Real or Not? NLP with Disaster Tweets-CSE 5338 Data Mining Project Phase-02

5 minute read

Published:

Kaggle

Objectives of The Project

The purpose of this project was classification of Disater tweets to identify weather it is Disaster or Not Disaster related. This study has used BERT model which is the Neuaral Network techniques to decode the texts.
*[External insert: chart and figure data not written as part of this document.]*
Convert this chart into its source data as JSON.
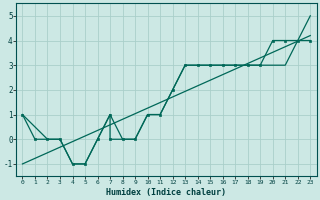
{
  "xlabel": "Humidex (Indice chaleur)",
  "xlim": [
    -0.5,
    23.5
  ],
  "ylim": [
    -1.5,
    5.5
  ],
  "yticks": [
    -1,
    0,
    1,
    2,
    3,
    4,
    5
  ],
  "xticks": [
    0,
    1,
    2,
    3,
    4,
    5,
    6,
    7,
    8,
    9,
    10,
    11,
    12,
    13,
    14,
    15,
    16,
    17,
    18,
    19,
    20,
    21,
    22,
    23
  ],
  "bg_color": "#cce8e4",
  "grid_color": "#aacfca",
  "line_color": "#006858",
  "line1_x": [
    0,
    1,
    2,
    3,
    4,
    5,
    6,
    7,
    7,
    8,
    9,
    10,
    11,
    12,
    13,
    14,
    15,
    16,
    17,
    18,
    19,
    20,
    21,
    22,
    23
  ],
  "line1_y": [
    1,
    0,
    0,
    0,
    -1,
    -1,
    0,
    1,
    0,
    0,
    0,
    1,
    1,
    2,
    3,
    3,
    3,
    3,
    3,
    3,
    3,
    4,
    4,
    4,
    4
  ],
  "line2_x": [
    0,
    2,
    3,
    4,
    5,
    5,
    6,
    7,
    8,
    9,
    10,
    11,
    12,
    13,
    14,
    15,
    16,
    17,
    18,
    19,
    20,
    21,
    22,
    23
  ],
  "line2_y": [
    1,
    0,
    0,
    -1,
    -1,
    -1,
    0,
    1,
    0,
    0,
    1,
    1,
    2,
    3,
    3,
    3,
    3,
    3,
    3,
    3,
    3,
    3,
    4,
    5
  ],
  "line3_x": [
    0,
    23
  ],
  "line3_y": [
    -1,
    4.2
  ],
  "figsize": [
    3.2,
    2.0
  ],
  "dpi": 100
}
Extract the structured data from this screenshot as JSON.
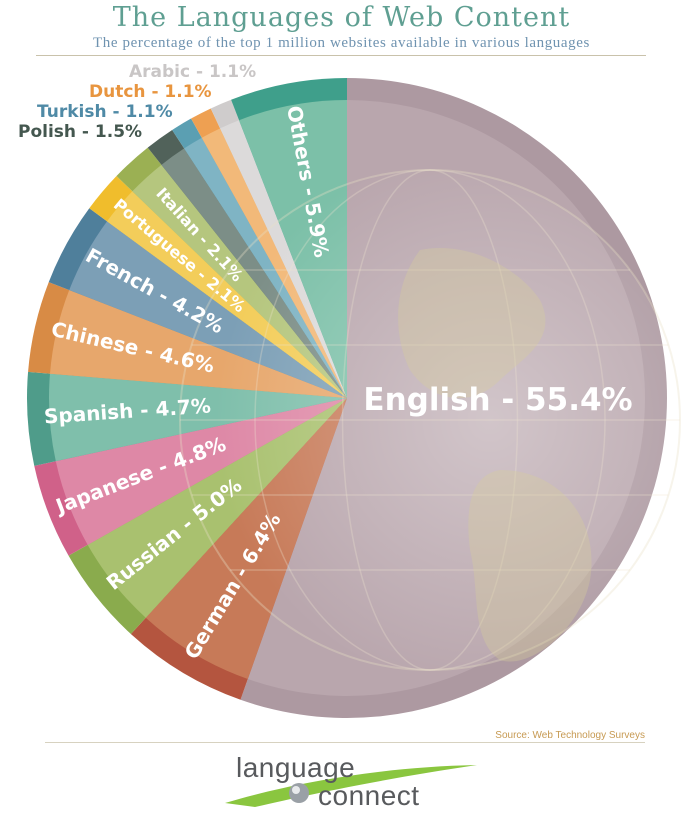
{
  "header": {
    "title": "The Languages of Web Content",
    "subtitle": "The percentage of the top 1 million websites available in various languages"
  },
  "footer": {
    "source": "Source: Web Technology Surveys",
    "logo_line1": "language",
    "logo_line2": "connect"
  },
  "chart_data": {
    "type": "pie",
    "slices": [
      {
        "label": "English - 55.4%",
        "name": "English",
        "value": 55.4,
        "color": "#b9a6ad",
        "ring": "#ad99a1",
        "text": "#ffffff"
      },
      {
        "label": "German - 6.4%",
        "name": "German",
        "value": 6.4,
        "color": "#c77a58",
        "ring": "#b4553f",
        "text": "#ffffff"
      },
      {
        "label": "Russian - 5.0%",
        "name": "Russian",
        "value": 5.0,
        "color": "#a9c16f",
        "ring": "#8aab4d",
        "text": "#ffffff"
      },
      {
        "label": "Japanese - 4.8%",
        "name": "Japanese",
        "value": 4.8,
        "color": "#de88a6",
        "ring": "#d06189",
        "text": "#ffffff"
      },
      {
        "label": "Spanish - 4.7%",
        "name": "Spanish",
        "value": 4.7,
        "color": "#7fbfab",
        "ring": "#4f9c8a",
        "text": "#ffffff"
      },
      {
        "label": "Chinese - 4.6%",
        "name": "Chinese",
        "value": 4.6,
        "color": "#e7a76c",
        "ring": "#d88b45",
        "text": "#ffffff"
      },
      {
        "label": "French - 4.2%",
        "name": "French",
        "value": 4.2,
        "color": "#7c9fb6",
        "ring": "#4f7f9b",
        "text": "#ffffff"
      },
      {
        "label": "Portuguese - 2.1%",
        "name": "Portuguese",
        "value": 2.1,
        "color": "#f3cd5a",
        "ring": "#f0bd2c",
        "text": "#ffffff"
      },
      {
        "label": "Italian - 2.1%",
        "name": "Italian",
        "value": 2.1,
        "color": "#b5c67e",
        "ring": "#9bb053",
        "text": "#ffffff"
      },
      {
        "label": "Polish - 1.5%",
        "name": "Polish",
        "value": 1.5,
        "color": "#7c8e87",
        "ring": "#51625a",
        "text": "#44574f"
      },
      {
        "label": "Turkish - 1.1%",
        "name": "Turkish",
        "value": 1.1,
        "color": "#7fb4c4",
        "ring": "#5b9fb2",
        "text": "#4f8aa6"
      },
      {
        "label": "Dutch - 1.1%",
        "name": "Dutch",
        "value": 1.1,
        "color": "#f2b979",
        "ring": "#eea052",
        "text": "#e8953f"
      },
      {
        "label": "Arabic - 1.1%",
        "name": "Arabic",
        "value": 1.1,
        "color": "#dcdada",
        "ring": "#cfcccc",
        "text": "#c9c6c6"
      },
      {
        "label": "Others - 5.9%",
        "name": "Others",
        "value": 5.9,
        "color": "#7cc0a8",
        "ring": "#3f9f8b",
        "text": "#ffffff"
      }
    ]
  }
}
This study has scored 0.81901 in the kaggle Leaderboard with 969 current position.

Competition Description

Twitter has become an important communication channel in times of emergency. The ubiquitousness of smartphones enables people to announce an emergency they’re observing in real-time. Because of this, more agencies are interested in programatically monitoring Twitter. In this competition, participants are challenged to build a machine learning model that predicts which Tweets are about real disasters and which one’s aren’t.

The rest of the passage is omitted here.